Sehingga usaha kita tidak pernah menemui titik persamaan. Abang mau padaku disaat aku tidak dalam keadaan siap. Aku bersedia menerima segala yang abang dulu inginkan dan tawarkan padaku lagi-lagi .. .... tidak terjadi apa yang kita harapkan berdua. Yaitu memadukan kasih sayang antara dua hati, dari dua insan yang saling membutuhkan.’ Kelana menggoleng-goleng kepala, ketika ia sudah duduk dalam pesawat terbang lepas landas dari airpor; bandara Hasanuddin Mandai Makassar terbang ke Jakarta, selanjutnya untuk melanjukan perjalanan keluar negeri.

‘Abang Kelana janganlah engkau menganggap aku menghianti cinta, saya tidak menghianati cinta kita. Cinta kita sudah abadi, cinta dari dua hati yang tulus, murni dan akan tetap bersemayam selamanya. Walaupun tubuh kita tidak ditakdirkan untuk bersua membangun bahtera rumah tangga, tetapi toch kita paling sedikit sudah pernah merasakan kebersamaan tubuh dunia insan yang berlainan kelamin.

Betapa nikmat perasaan kita berdua, perasaan yang akan saya kenang dalam hidup. Tetapi hal ini adalah kenangan belaka, karena yang kuhadapi nantinya adalah kenyataan lain. Lain dari perasaan yang menyelubungiku siang dan malam. Tanda tanya, sanggupkah aku menanggung beban hidup dari perasaan yang demikian?

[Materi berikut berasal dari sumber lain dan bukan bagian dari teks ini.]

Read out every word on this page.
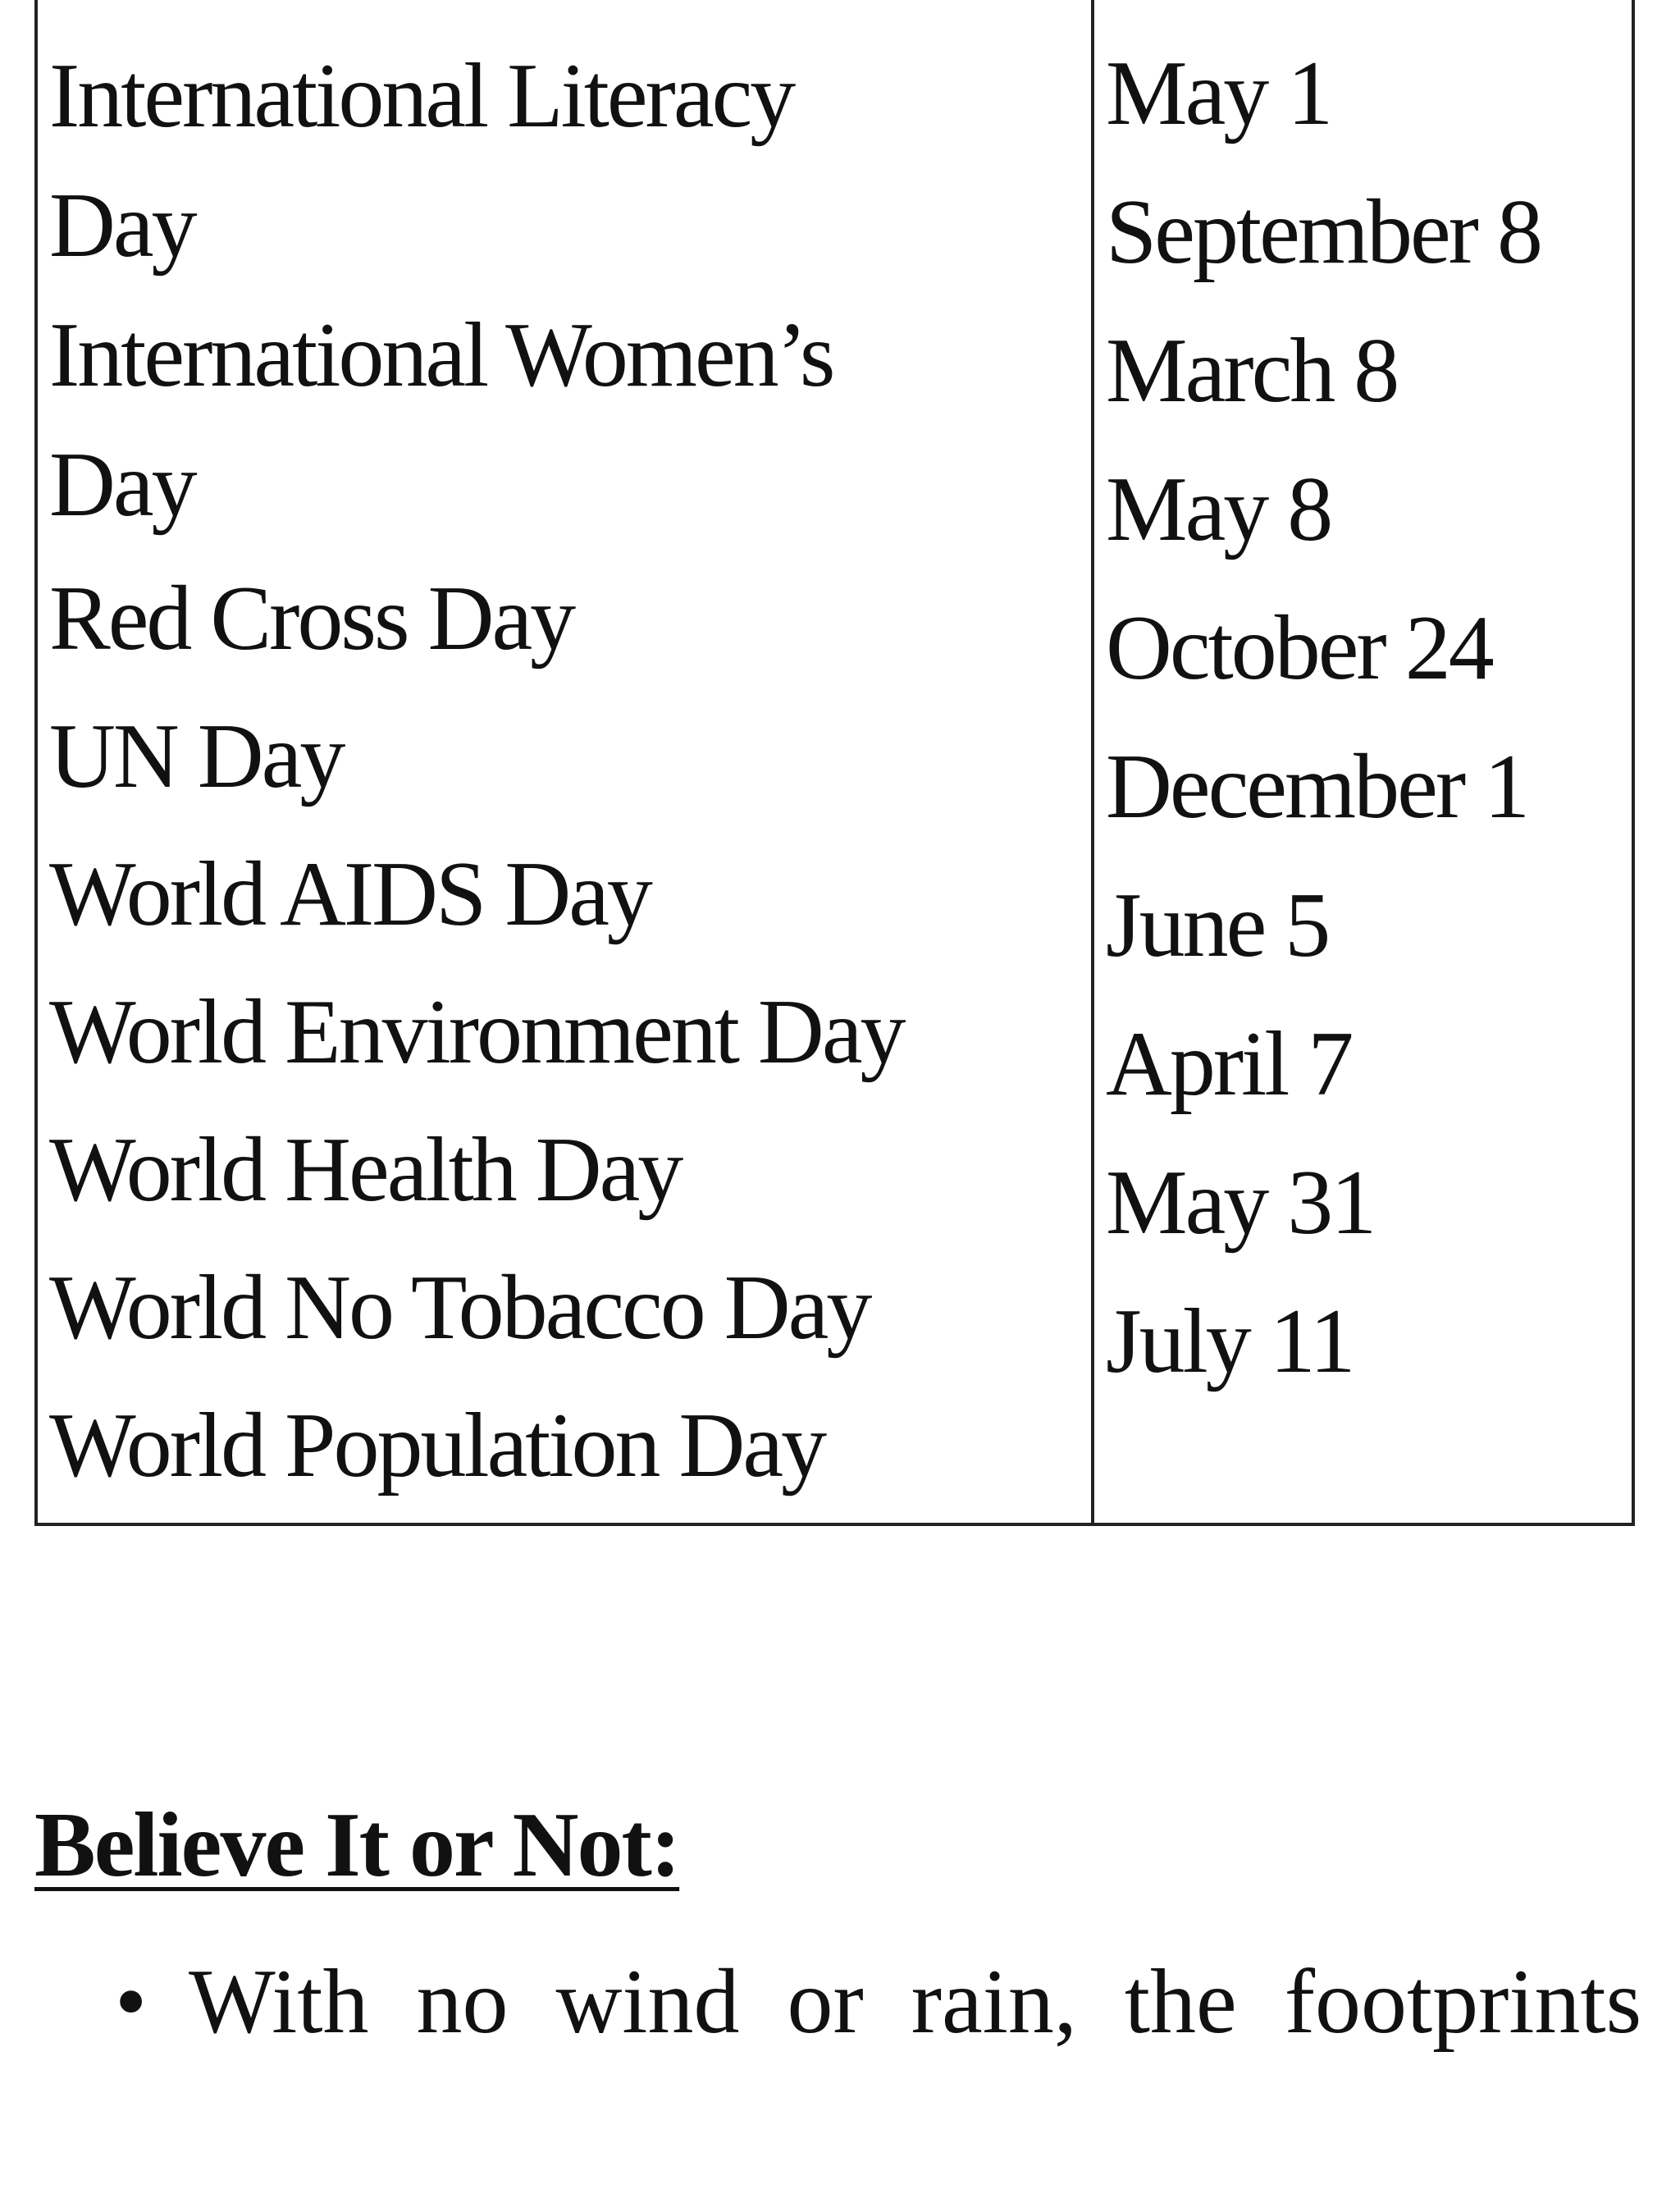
International Literacy Day
International Women’s Day
Red Cross Day
UN Day
World AIDS Day
World Environment Day
World Health Day
World No Tobacco Day
World Population Day
May 1
September 8
March 8
May 8
October 24
December 1
June 5
April 7
May 31
July 11
Believe It or Not:
• With no wind or rain, the footprints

Justeru saya putuskan akan berangkat mengikuti suamiku ke Belgia. Suamiku bekerja pada Kedutaan Besar Republik Indonesia di Brussel. Di sanalah kami akan menetap.’

Kelana menampar kepala, menyebabkan orang yang duduk bersebelahan tempat duduk kaget memperhatikan perlakuan dari orang yang duduk disampingnya. Tetapi buru-buru Kelana menyadari hal yang dilakukan, kemudian dia menundukkan kepala sejenak. Dalam ingatannya terngiang lagi suara Emy dalam suratnya.

‘Kelana aku tidak menyesal pergi meninggalkan engkau. Sudah kutulis dalam suratku semua apa isi hatiku pada saat itu. Betapa hancurnya perasaanku, hati ini rasa luluh, ketika aku baca surat dari seorang kekasihmu Mila. Engkau memang pernah memperlihatkan surat itu padaku pada satu kesempatan, tetapi saat itu aku belum menghayati perasaan wanita. Perasaan wanita yang aku juga turut rasakan selaku kaum hawa. Kaum hawa memang lemah dalam kedudukan, tetapi bukan tidak bisa membalas dari pelampiasan perasaan dendamnya.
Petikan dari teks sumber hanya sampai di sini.